When Brandon Hay decided to call his new support group for black fathers the Black Daddies Club, he knew the name would evoke images of young mothers pushing carriages with no fathers in sight.
And that's exactly what he wanted.
"The name itself is helping to kill one big stigma, which is that black fathers are not around, and for me that is very important," said Mr. Hay, a 28-year-old father of three boys who this month began inviting black fathers to his club's forums on issues in Greater Toronto's black community.
Although Mr. Hay, a marketing and event-planning entrepreneur, is striving to counteract the stereotype of the absentee black father, he doesn't deny the prevalence of fatherlessness in black families or the difficulty in trying to get the black fathers who do stick around to participate in a group like the one he's just launched.
Case in point: At the two meetings the Black Daddies Club has held so far, one in Brampton, the other in Kensington Market, roughly half the participants have been women.
At the Kensington meeting last Sunday, Mr. Hay stood in front of about 20 curious faces at the Uprising Community Centre, a small but colourful space with a nondescript storefront on Baldwin Street, and encouraged the participants to tell him their needs, so future events could cater to them.
One by one, the men and women introduced themselves. Michael Forrest, a clean-cut Toronto father of two, told the group that he did not meet his own father until he was 40. He had to learn how to reach within and forgive. "How do we get men to start being leaders and get black men to take responsibility for their fathers not being fathers at all?" he asked, adding that he is a member of another local group, the Lions Circle, a brotherhood of men committed to working through such tough issues.
Claudette Thomas, a mother of five daughters, said black women have a vested interest in finding out what is holding the men back. "Many black women are progressing but the men are not and we have to look at why not," she told the group.
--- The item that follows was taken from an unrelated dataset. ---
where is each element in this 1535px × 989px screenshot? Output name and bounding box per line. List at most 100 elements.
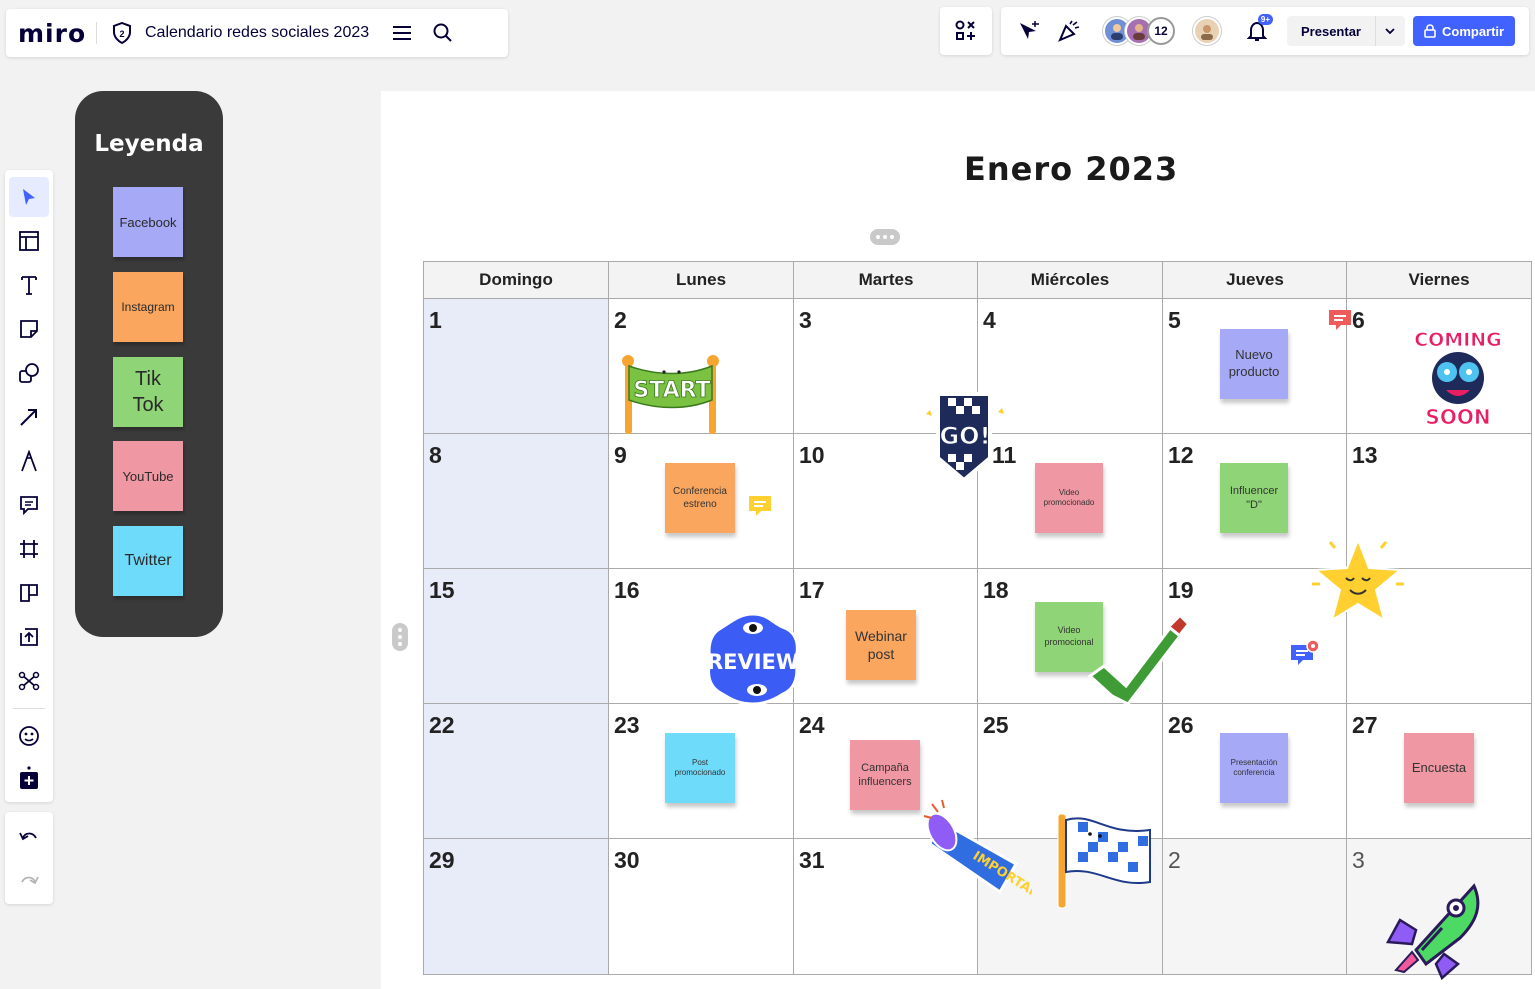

Mr. Hay was raised by his mother. When he was 10, she moved the family from Jamaica to Scarborough's Malvern community. He knows that she tried her best to be both mother and father to him, but he said there was something missing.
When he was 24, Mr. Hay learned he was going to be a father for the first time. Scared and intimidated by the looming responsibility of raising a little man, he searched for a way to ease his anxiety.
"I wished there was a support system I could lean on because I had so many questions," he said. "I needed people who could relate to me and not judge me."
That was five years ago. Now, he is finding some answers through the creation of his club.
"One of the main reasons for creating the Black Daddies Club was to be part of the solution," he said. "We can talk about it, but there has to be some kind of action and I think that, as a community, we all have to be a part of the solution."
The third Black Daddies Club meeting, which will tackle violence in the black community, takes place tomorrow at 6 p.m. at the Malvern Community Recreation Centre in Scarborough.